II – HISTÓRIA DA FILOSOFIA COMO REFERENCIAL

1. Nesta perspectiva, a história da filosofia é tomada apenas como referencial ilustrativo de determinados temas que se deseja tratar. Os temas são tratados independentemente dos sistemas ou autores, levados em conta apenas na medida em que propiciam os indispensáveis referenciais para a discussão. É possível notar pelo menos duas vantagens deste tipo de abordagem:

a) Liberdade de escolha: evidentemente, não se estando preso a nenhuma ordem, nem a cronologia estrita, nem a uma linhagem estabelecida, nem a qualquer outro tipo de agrupamento, é possível jogar com os autores e sistemas articulando-os apenas em vista do tratamento de um determinado tema num dado momento.
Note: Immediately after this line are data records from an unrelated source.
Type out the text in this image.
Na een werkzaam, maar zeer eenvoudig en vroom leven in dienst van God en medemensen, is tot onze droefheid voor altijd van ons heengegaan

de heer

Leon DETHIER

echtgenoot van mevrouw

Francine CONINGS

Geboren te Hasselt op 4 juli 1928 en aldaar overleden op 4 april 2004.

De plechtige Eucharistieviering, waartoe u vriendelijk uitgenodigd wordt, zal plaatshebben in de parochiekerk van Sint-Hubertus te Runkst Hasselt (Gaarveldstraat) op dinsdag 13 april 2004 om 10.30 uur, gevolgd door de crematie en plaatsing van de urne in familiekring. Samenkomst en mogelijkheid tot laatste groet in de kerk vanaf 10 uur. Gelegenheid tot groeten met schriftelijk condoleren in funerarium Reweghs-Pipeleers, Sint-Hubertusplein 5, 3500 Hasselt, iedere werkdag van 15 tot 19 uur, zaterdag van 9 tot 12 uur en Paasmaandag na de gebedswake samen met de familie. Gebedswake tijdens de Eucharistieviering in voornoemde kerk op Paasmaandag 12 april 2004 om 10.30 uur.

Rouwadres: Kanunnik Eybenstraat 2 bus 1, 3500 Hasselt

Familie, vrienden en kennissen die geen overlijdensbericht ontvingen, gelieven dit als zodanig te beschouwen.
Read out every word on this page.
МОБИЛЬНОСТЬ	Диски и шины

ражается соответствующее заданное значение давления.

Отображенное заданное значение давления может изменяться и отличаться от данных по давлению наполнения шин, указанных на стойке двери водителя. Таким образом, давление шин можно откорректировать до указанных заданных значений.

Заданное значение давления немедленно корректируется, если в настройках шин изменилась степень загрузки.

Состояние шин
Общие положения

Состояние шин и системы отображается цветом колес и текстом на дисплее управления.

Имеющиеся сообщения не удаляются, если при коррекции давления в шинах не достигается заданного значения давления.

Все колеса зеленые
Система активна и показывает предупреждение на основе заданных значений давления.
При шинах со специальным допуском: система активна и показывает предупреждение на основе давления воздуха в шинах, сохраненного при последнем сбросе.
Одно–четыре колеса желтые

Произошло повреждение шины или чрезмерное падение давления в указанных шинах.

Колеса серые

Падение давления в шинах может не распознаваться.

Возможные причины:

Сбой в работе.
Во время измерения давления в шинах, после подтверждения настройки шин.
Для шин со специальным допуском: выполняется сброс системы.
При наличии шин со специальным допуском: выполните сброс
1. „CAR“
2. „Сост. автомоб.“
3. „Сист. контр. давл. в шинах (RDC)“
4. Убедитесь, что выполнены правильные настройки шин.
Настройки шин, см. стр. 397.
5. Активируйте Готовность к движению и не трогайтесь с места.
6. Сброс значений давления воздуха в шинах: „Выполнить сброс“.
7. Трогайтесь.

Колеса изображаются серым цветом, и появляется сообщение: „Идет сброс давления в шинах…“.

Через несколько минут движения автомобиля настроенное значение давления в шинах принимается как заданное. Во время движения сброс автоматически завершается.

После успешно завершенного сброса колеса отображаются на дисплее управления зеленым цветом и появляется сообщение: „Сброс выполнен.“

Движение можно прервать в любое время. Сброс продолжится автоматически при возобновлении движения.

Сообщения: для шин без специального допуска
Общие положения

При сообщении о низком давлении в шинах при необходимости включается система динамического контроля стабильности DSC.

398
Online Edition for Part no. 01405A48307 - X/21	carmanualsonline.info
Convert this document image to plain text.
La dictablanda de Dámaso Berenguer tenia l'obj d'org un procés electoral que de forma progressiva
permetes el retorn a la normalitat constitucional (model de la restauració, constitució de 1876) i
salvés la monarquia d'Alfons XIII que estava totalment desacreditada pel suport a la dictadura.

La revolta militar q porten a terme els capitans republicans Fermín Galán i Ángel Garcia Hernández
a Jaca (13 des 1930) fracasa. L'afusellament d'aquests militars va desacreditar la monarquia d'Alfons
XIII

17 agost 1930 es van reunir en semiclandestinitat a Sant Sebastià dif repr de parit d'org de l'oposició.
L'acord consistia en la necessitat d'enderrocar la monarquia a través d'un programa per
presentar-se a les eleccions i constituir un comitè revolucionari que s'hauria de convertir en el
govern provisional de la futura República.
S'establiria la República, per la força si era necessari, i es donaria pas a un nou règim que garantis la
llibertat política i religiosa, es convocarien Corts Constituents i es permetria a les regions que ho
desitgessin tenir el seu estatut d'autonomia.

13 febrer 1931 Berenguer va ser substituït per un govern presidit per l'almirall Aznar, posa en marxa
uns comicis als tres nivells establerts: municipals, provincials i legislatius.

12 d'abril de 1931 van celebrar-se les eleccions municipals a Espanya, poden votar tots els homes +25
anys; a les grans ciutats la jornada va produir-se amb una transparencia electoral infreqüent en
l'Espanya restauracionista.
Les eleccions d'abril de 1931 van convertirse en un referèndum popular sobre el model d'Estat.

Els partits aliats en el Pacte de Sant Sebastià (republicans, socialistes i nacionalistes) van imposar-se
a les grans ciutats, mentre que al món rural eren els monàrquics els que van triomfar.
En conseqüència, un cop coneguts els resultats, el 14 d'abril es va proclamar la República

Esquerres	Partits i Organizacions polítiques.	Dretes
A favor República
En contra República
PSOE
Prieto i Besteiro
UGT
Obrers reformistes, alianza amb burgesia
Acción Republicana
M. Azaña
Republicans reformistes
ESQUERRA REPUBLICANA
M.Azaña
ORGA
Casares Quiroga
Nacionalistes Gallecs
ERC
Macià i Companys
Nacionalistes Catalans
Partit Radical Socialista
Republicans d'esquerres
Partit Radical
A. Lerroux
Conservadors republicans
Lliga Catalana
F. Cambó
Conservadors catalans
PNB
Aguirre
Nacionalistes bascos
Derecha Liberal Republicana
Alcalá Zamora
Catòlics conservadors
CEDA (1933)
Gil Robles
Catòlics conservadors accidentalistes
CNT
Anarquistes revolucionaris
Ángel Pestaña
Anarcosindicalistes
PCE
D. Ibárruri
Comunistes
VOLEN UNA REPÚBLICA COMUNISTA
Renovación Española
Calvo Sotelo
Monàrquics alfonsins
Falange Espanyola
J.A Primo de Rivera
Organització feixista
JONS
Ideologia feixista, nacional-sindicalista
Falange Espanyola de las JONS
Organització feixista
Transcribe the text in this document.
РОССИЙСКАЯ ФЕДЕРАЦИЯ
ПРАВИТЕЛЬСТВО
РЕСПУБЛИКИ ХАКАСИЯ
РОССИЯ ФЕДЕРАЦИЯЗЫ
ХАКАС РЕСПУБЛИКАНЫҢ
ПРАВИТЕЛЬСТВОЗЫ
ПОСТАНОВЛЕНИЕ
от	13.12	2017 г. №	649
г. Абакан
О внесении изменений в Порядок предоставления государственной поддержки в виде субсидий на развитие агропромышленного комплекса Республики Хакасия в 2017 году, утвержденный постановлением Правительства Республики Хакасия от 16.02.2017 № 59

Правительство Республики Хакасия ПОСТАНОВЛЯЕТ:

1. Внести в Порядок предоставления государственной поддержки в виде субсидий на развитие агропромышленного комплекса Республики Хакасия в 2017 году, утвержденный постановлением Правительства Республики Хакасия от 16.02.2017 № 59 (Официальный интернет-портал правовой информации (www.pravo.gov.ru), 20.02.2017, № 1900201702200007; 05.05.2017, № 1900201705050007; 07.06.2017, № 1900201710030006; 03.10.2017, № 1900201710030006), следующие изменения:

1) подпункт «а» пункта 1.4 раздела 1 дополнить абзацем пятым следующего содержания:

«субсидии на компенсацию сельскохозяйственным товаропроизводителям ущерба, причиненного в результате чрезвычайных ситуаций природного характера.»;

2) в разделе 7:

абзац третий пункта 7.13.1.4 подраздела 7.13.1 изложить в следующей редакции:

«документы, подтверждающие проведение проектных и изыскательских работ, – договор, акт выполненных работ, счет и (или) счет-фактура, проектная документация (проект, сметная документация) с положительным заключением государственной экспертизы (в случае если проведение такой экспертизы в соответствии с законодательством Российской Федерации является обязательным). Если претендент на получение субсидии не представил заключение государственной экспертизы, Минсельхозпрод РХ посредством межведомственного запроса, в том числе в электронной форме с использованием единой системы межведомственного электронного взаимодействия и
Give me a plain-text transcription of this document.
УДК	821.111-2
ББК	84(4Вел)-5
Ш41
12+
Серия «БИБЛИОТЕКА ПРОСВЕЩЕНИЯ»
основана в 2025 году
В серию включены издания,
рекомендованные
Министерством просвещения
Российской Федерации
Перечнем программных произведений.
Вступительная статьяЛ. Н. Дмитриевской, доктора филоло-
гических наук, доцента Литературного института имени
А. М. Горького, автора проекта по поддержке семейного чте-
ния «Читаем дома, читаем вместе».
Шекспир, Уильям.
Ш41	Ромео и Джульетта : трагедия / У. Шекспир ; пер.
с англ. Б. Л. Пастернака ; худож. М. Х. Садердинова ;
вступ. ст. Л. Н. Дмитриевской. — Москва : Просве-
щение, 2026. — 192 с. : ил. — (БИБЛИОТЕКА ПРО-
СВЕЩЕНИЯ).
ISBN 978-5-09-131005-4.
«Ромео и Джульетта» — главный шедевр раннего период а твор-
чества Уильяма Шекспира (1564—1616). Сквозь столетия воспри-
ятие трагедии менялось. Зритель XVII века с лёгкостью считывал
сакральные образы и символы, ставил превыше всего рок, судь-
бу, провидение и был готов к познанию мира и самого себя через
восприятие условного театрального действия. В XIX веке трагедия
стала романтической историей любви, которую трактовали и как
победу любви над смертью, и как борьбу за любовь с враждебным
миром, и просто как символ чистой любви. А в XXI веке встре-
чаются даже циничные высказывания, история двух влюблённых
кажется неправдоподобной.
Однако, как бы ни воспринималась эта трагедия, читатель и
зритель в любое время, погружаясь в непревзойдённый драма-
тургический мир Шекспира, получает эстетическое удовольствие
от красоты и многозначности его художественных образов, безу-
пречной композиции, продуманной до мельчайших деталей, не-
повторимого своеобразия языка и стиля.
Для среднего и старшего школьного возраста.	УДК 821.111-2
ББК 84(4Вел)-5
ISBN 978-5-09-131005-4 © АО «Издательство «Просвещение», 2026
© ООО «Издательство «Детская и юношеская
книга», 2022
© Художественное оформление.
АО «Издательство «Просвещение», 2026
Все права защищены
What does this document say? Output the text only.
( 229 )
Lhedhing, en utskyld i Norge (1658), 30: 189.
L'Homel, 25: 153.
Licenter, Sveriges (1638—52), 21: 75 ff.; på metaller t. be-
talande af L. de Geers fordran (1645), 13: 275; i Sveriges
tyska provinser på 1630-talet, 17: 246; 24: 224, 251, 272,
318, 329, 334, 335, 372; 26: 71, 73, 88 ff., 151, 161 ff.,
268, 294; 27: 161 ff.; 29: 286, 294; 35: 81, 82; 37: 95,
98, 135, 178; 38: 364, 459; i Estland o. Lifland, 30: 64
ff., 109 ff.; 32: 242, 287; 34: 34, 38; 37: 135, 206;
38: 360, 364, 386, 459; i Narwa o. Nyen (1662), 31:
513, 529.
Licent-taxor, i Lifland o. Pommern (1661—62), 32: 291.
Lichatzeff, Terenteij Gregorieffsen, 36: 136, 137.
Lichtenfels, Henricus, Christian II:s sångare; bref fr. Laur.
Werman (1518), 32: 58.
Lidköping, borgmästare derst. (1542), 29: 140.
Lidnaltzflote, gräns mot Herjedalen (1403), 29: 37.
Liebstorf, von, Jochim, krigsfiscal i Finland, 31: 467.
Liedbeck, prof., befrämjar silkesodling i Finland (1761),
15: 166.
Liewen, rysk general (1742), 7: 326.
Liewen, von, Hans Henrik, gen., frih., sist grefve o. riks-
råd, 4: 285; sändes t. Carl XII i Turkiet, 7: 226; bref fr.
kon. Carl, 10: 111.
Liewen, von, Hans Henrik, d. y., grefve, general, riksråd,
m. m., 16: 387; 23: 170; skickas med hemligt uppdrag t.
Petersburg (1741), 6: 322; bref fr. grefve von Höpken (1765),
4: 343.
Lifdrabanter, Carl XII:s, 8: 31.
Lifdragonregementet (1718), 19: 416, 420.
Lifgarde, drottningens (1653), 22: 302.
b) Interesse e atualidade: o tratamento de temas fora de contextos específicos pode ocasionar maior interesse pela diversidade e contraposição de soluções, conferindo dinamismo à exposição ou à discussão. Por outro lado, os temas podem ser escolhidos em função da atualidade, o que é inegavelmente fator de interesse. Isto não quer dizer que se trataria em aula apenas de temas absolutamente vivos ou “em moda”, mas as aulas podem ser organizadas de tal maneira a se constituir uma “arqueologia da atualidade”, mostrando que o recurso ao passado filosófico auxilia a compreensão do presente, quando este recurso é utilizado em função do presente.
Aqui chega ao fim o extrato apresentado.